Übliche Beispiele hierzu waren: Menschen mit hohen Ausprägungen in dem Persönlichkeitsmerkmal „Angst“ werden aufgebrachter sein als Menschen mit niedrigen Ausprägungen, wenn sie in eine Höhle gelangen; Menschen mit hoher Ausprägung in „Gewissenhaftigkeit“ (einem der „Big Five“-Persönlichkeitsfaktoren) werden bei Aufgaben, die dies als Anforderung stellen, anders (nämlich „gewissenhafter“) reagieren als Menschen mit niedrigeren Ausprägungen .

Gegen beide Auffassungen lässt sich zunächst sagen, dass man leicht Situationen so auswählen (und damit andere ausblenden) bzw . so gestalten kann, dass sie die jeweilige Position unterstützen, d . h . hier: Verhaltensvarianz minimieren resp . maximieren (Moser, 1991, S . 31 ff .) . Im übrigen ist die Bedeutsamkeit des Situationseinflusses für Verhalten aus der Allgemeinen Psychologie hinlänglich bekannt; diese beschäftigt sich sogar explizit – zum Zwecke sinnvoller Arbeitsteilung zwischen den Subdisziplinen der Psychologie – mit der Abhängigkeit des Verhaltens von äußeren (situativen) Bedingungen . Und die Bedeutsamkeit der Interaktion von Person und Situation für das Verhalten wird in der frühen Variante des Interaktionismus – dem sog . statischen Interaktionismus – überschätzt, weil deren varianzanalytische Untersuchungspläne Versuchspersonen „ökologisch unvalide“ in Situationen brachten, in die sie „natürlicherweise“ gar nicht gekommen wären (Pawlik, 1982) .

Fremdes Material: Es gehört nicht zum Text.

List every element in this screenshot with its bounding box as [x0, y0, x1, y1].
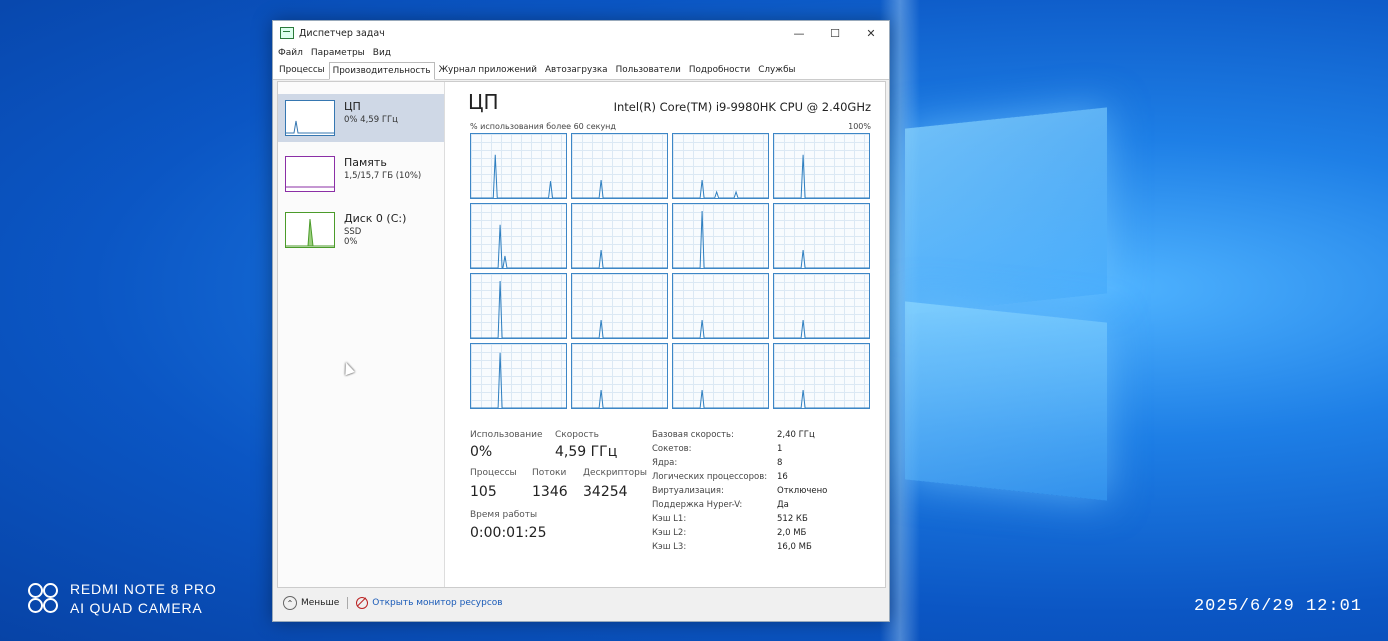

In der späteren Variante des Interaktionismus, dem sog . dynamischen Interaktionismus, wird zweierlei behauptet: einerseits ein wechselseitiger Einfluss von Person und Situation und andererseits eine „Selbstselektion“ von Situationen durch Personen . Auch hier finden wir Wiederentdeckungen altbekannter Phänomene . So ist z . B . das Postulat, dass Personen Situationen aktiv aufsuchen und dass verschiedene Personen unterschiedliche Situationen aufsuchen als Konzeption seit Jahrzehnten in der Persönlichkeitspsychologie eingeführt (Pervin, 1989) und in vielen Persönlichkeitsmerkmalen enthalten: Eine Vielzahl von klassischen Persönlichkeitsmerkmalen lässt neben Prognosen über Verhaltenstendenzen in verschiedenen Situationen auch Aussagen über die Auswahl von Situationen zu bzw . stellte sie sogar in den Mittelpunkt des Interesses . Beispielsweise kann über Extravertierte gesagt werden, dass sie eher gesellige Situationen aufsuchen oder für unterschiedlich Leistungsmotivierte kann postuliert werden, dass sie unterschiedlich schwierige Aufgaben wählen . (Moser, 1991, S . 81)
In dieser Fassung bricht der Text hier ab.